Hablando en el desierto

FRANCISCO / BEJARANO

Régine Deforges

El Mayo del 68, tan celebrado, sirvió para muy poco políticamente pero sí relajó las costumbres, sobre todo el concepto de buenas costumbres, y la política siguió como siempre, empeorada por la relajación. Los bajos fondos de las ciudades se pudieron presentar en sociedad y se propaló la pérfida idea de que ser carne de horca y de ínfima condición era lo moderno. La parte más débil de la juventud de la clase media se lo creyó y acabó mal. Pasó después a las clases populares con peores resultados. Todavía hoy esa idea nefasta tiene sus partidarios y está alcanzando, a destiempo, a lo más ingenuo de las clases altas, con parecido resultado que en las demás. No es difícil entender cómo las influencias malsanas dañan más a los grupos con menores defensas.

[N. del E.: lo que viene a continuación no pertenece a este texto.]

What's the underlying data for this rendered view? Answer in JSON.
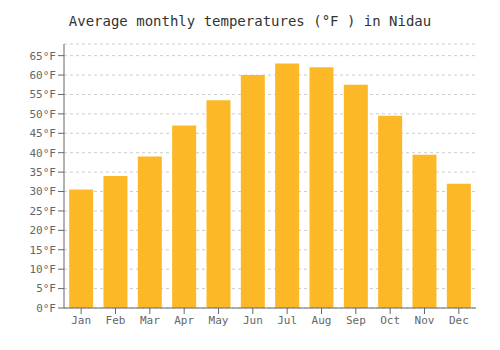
{
  "chart_data": {
    "type": "bar",
    "title": "Average monthly temperatures (°F ) in Nidau",
    "categories": [
      "Jan",
      "Feb",
      "Mar",
      "Apr",
      "May",
      "Jun",
      "Jul",
      "Aug",
      "Sep",
      "Oct",
      "Nov",
      "Dec"
    ],
    "values": [
      30.5,
      34.0,
      39.0,
      47.0,
      53.5,
      60.0,
      63.0,
      62.0,
      57.5,
      49.5,
      39.5,
      32.0
    ],
    "color": "#FDB827",
    "ylim": [
      0,
      68
    ],
    "yticks": [
      {
        "value": 0,
        "label": "0°F"
      },
      {
        "value": 5,
        "label": "5°F"
      },
      {
        "value": 10,
        "label": "10°F"
      },
      {
        "value": 15,
        "label": "15°F"
      },
      {
        "value": 20,
        "label": "20°F"
      },
      {
        "value": 25,
        "label": "25°F"
      },
      {
        "value": 30,
        "label": "30°F"
      },
      {
        "value": 35,
        "label": "35°F"
      },
      {
        "value": 40,
        "label": "40°F"
      },
      {
        "value": 45,
        "label": "45°F"
      },
      {
        "value": 50,
        "label": "50°F"
      },
      {
        "value": 55,
        "label": "55°F"
      },
      {
        "value": 60,
        "label": "60°F"
      },
      {
        "value": 65,
        "label": "65°F"
      }
    ],
    "grid": true
  }
}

Régine Deforges había fundado una editorial para publicar libros eróticos e incluso pornográficos dos años antes de la revuelta, de manera que en el Mayo tuvo un momento de gloria. No fue el único, porque luego su serie La bicicleta azul tuvo éxito y fue traducida a muchas lenguas. Se convirtió en una de esas feministas liberadoras de la mujer y sacó sus rentas. Las liberaciones tienen un gran inconveniente: los liberados no saben qué hacer con la liberación. Cada vez que tenía algún encontronazo con la justicia, prohibiciones, multas o pleitos por plagio ganaba más prestigio como rebelde libérrima, defensora de una sexualidad muy del momento y que hizo estragos: libre, pagana y sin sentimiento de culpa. Como se supo pronto, la liberación sexual es un espejismo, nunca se libera del todo ni concluye en nada merecedor de la pena. La pobre Régine fue de pareja en pareja, de pleito en escándalo, hasta construirse una fama de maldita libertaria, muy del gusto durante unos años de jóvenes desprevenidos.

El escándalo se agota pronto y si el escándalo viene con matiz político de militante de una modernidad particular, se agota antes. Así que cuando sus publicaciones ya no escandalizaron a nadie y ella había pasado a personaje legendario, se entregó a satisfacer las insatisfacciones, también las sexuales, comiendo y bebiendo sin mucho control de sí misma. Lo que había predicado. Estropeada -consiguió la cara que se merecía- y gorda, síntoma de sexualidad frustrada, fue pasando al olvido lentamente y luego al desconocimiento de sus propios vecinos. Nadie sabía al final quién era esa señora de aspecto desastroso, comilona y borracha, hasta que la vieron en los periódicos hace un mes con motivo de su muerte. Dios la haya perdonado.